Dia juga mengira telah menyayanginya padahal dia telah mendzaliminya. Maka hilanglah bagiannya pada anak itu di dunia dan akhirat. Jika Anda amati kerusakan pada anak-anak, penyebab utamanya adalah ayah”.
Pernyataan Ibnu Qoyyim ini perlu dijadikan bahan introspeksi untuk para ayah, sudahkah melaksanakan peran dengan baik dan benar selaku kepala rumah tangga?
Apakah para ayah menyadari peran vitalnya untuk anak-anak, baik anak laki-laki maupun anak perempuan.
Penelitian Ilmu Psikologi menemukan bahwa peran ayah sangat besar dalam menumbuhkan rasa keberhargaan dalam diri anak, baik pria maupun wanita.
Salah satu sisi pengaman anak perempuan agar tidak mudah terjebak dalam seks pranikah adalah kedekatan dengan sang Ayah. Dia membutuhkan figur seorang pria yang baik, pengasih dan penyayang.
Anak perempuan pertama-tama mengenal “dunia” pria dari sang ayah. Dia mendapatkan identitas seksual sebagai perempuan dari sang Ayah yang memperlakukan dia sebagai anak putri dengan baik.
Selain itu, ada dua penelitian lainnya yang memperlihatkan hubungan antara rusaknya akhlak anak dengan peran sang ayah.

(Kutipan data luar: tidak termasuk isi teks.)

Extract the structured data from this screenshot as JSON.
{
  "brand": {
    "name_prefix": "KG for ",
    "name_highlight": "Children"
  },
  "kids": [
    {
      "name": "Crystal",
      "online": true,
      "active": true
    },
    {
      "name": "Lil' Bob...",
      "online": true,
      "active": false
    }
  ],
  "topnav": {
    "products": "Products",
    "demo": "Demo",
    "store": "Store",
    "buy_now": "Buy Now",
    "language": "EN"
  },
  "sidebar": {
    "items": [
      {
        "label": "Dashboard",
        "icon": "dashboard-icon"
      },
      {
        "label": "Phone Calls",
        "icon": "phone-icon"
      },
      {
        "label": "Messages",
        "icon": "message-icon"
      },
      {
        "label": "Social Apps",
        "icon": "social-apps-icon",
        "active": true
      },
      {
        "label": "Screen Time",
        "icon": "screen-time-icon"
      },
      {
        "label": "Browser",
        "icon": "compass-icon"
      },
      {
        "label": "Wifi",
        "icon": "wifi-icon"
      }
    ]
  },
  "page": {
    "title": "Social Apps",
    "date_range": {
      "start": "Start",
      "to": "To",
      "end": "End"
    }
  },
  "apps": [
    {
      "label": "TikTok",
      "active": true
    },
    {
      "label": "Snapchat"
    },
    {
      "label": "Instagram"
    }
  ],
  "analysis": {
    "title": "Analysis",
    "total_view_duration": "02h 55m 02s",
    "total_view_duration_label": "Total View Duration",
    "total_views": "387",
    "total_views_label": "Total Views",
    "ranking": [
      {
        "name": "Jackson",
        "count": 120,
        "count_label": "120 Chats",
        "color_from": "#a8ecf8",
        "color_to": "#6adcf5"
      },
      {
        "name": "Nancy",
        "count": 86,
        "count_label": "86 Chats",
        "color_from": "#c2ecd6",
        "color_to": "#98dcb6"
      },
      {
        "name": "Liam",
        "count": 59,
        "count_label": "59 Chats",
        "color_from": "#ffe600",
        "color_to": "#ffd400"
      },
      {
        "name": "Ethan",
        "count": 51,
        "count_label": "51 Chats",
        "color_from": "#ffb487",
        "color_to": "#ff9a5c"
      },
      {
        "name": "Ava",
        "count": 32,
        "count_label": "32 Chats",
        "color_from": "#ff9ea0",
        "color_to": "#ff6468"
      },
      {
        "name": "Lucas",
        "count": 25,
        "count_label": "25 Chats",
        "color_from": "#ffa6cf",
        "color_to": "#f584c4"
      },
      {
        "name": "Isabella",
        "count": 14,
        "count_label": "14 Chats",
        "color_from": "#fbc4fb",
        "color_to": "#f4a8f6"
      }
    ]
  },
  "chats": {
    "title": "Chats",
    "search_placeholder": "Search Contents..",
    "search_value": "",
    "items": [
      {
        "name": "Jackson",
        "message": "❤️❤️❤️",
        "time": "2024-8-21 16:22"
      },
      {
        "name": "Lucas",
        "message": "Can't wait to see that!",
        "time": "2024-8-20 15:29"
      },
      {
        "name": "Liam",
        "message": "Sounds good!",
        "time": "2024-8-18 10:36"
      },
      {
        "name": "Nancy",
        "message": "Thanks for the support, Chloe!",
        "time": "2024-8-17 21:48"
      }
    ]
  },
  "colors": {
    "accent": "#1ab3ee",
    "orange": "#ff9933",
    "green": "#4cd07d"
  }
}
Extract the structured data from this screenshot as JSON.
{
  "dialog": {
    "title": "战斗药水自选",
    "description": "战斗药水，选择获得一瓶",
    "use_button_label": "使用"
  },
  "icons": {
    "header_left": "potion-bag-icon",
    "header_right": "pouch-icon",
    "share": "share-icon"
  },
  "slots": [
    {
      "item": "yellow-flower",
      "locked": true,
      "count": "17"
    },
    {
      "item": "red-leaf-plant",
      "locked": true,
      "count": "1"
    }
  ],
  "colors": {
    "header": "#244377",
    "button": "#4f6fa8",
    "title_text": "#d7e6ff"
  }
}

Melansir dari majalahummi, Dr. Tony Ward dari University of Melbourne, Australia, dalam penenelitiannya, para periset mewawancarai 55 laki-laki yang dipenjara karena penganiayaan terhadap anak-anak dan 30 laki-laki yang dipenjara karena terlibat kasus pemerkosaan.
Mereka diminta memberikan persepsinya terhadap hubungan mereka di masa kanak-kanak dengan ayah dan ibunya. Sebagai perbandingan, para peneliti juga mewawancarai 32 laki-laki yang dipenjara karena kejahatan kriminal dan 30 laki-laki yang dipenjara bukan karena kekerasan atau kejahatan seksual.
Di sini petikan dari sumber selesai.